Imaging of metabolism in 3D Culture by FLIM

Abstract

The work presented in this thesis is aimed to develop and evaluate methodologies for noninvasive measurements of metabolism using fluorescence microscopy. The use of 3D cell cultures in biomedical research is increasing and these require appropriate tools and techniques to provide quantitative readouts for image-based studies. Fluorescence lifetime imaging microscopy (FLIM) can provide robust readouts in complex optical samples and here I have investigated its application to map changes in the response of genetically expressed biosensors utilising Förster resonance energy transfer (FRET) in spheroids. In particular, I adapted a FRET biosensor for the activity of a key metabolic enzyme, AMP activated protein kinase (AMPK), by substituting the donor fluorescent protein ECFP for mTurquoise2, in order to improve its performance in FLIM-based assays. I developed spheroid cultures expressing FRET biosensors and studied these using quantitative FRET readouts.
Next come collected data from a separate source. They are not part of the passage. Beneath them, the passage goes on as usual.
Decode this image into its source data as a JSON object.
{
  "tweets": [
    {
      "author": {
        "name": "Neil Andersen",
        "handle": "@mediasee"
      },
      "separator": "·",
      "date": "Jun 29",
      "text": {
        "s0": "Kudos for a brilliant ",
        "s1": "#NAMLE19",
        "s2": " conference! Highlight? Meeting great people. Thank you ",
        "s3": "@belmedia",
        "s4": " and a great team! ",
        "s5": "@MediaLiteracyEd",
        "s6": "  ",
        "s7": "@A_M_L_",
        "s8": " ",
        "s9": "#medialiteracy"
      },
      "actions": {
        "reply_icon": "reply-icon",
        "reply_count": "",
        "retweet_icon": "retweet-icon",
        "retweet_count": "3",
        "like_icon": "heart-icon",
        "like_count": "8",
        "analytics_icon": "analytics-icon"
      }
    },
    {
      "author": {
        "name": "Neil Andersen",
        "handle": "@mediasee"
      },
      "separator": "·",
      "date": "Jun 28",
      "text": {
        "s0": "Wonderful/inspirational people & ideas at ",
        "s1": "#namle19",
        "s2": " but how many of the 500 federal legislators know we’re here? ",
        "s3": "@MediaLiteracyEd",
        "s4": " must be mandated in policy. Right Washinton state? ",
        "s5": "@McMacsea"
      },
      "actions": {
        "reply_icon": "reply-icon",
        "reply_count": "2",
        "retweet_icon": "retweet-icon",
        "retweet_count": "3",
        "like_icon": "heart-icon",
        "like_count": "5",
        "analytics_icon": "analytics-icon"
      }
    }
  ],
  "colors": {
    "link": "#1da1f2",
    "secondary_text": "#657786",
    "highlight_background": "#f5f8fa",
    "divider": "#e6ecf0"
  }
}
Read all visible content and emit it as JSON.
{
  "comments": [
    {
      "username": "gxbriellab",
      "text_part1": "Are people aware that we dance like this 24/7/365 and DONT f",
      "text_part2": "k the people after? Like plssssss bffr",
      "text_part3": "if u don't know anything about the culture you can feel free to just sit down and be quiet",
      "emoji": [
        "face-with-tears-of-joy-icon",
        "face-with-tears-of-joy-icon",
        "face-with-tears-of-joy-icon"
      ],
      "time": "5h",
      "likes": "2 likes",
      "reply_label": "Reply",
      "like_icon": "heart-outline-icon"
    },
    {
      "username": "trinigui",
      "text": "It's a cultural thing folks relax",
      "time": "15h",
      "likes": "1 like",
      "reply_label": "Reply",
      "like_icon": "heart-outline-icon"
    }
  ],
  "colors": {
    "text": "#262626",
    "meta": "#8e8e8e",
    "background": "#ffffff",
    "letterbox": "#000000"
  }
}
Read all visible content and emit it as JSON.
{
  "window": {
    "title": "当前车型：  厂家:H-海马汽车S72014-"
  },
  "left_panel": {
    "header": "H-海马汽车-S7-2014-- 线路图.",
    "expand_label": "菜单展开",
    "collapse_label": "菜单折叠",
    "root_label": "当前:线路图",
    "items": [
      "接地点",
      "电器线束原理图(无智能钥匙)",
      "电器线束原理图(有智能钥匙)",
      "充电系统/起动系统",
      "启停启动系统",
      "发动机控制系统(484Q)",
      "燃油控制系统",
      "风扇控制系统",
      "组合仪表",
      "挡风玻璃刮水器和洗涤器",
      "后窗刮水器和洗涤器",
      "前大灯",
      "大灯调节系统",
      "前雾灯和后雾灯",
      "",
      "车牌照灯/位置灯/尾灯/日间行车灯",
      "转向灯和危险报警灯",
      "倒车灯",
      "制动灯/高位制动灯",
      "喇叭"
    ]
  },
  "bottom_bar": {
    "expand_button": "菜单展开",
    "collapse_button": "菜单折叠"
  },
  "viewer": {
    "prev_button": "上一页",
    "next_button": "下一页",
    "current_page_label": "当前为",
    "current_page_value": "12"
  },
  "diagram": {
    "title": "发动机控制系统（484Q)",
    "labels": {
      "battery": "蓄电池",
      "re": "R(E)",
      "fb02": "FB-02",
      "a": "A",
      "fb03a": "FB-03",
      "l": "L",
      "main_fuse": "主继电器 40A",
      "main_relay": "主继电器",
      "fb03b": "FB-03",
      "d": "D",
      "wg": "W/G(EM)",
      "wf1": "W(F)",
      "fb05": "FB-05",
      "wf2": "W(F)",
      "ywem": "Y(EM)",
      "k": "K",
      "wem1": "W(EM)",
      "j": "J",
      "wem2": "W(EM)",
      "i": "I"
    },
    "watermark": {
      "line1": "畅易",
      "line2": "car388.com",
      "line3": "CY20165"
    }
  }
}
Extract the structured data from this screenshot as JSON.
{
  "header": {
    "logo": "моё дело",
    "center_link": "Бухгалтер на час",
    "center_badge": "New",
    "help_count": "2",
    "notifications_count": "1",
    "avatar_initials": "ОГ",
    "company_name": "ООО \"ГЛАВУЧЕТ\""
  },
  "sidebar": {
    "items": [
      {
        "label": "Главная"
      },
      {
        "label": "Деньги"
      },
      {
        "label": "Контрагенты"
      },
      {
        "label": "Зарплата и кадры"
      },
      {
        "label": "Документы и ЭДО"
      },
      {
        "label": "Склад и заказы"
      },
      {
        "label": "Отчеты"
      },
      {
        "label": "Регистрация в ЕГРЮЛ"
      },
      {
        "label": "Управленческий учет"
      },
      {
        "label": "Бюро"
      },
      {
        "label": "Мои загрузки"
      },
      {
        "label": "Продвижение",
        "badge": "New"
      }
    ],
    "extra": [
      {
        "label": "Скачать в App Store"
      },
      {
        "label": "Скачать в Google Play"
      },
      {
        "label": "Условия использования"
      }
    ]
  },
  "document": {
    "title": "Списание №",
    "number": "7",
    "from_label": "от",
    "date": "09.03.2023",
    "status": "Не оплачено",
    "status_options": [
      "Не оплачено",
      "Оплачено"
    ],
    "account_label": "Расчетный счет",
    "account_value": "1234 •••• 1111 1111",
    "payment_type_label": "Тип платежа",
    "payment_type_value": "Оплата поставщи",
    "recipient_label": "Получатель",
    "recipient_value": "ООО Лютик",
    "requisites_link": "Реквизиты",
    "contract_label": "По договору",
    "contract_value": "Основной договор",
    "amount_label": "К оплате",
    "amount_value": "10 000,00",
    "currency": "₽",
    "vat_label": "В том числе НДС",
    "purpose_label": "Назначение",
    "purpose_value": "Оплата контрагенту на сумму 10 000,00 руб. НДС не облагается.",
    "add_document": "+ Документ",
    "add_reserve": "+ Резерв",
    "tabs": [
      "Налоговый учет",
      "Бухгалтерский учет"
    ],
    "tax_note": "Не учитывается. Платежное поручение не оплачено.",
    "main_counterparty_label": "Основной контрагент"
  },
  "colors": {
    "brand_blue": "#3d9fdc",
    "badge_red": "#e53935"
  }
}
To take account of possible influences of the microenvironment of 3D culture on the fluorescence lifetime measurements, I generated spheroids expressing simple fluorescent proteins and expressing an inactive mutation of the FRET biosensor. I evaluated the new AMPK FRET biosensor, demonstrating improved performance for fluorescence lifetime readouts, and compared dose responses for a direct activator of AMPK with the biosensor expressed in “2D” monolayer cultures and in spheroids, consistently observing a uniform response. In contrast, the dose response of an indirect activator of AMPK in spheroids presented a spatially varying AMPK activation. I further explored the application of FLIM to map the readout of a genetically expressed FRET biosensor for glucose and again observed a spatially varying response in spheroids. I then explored cell specific AMPK activities using FRET biosensors in prostate cancer cells and bone marrow stromal cells with a spheroid system of tumour stromal interactions. I also used biosensors for ATP and glucose concentration in a similar manner and undertook measurements of oxygen consumption rates using a metabolic flux analyser. I observed changes in metabolism that indicate the prostate cancer cells were metabolically benefitting from the interaction with bone marrow cells.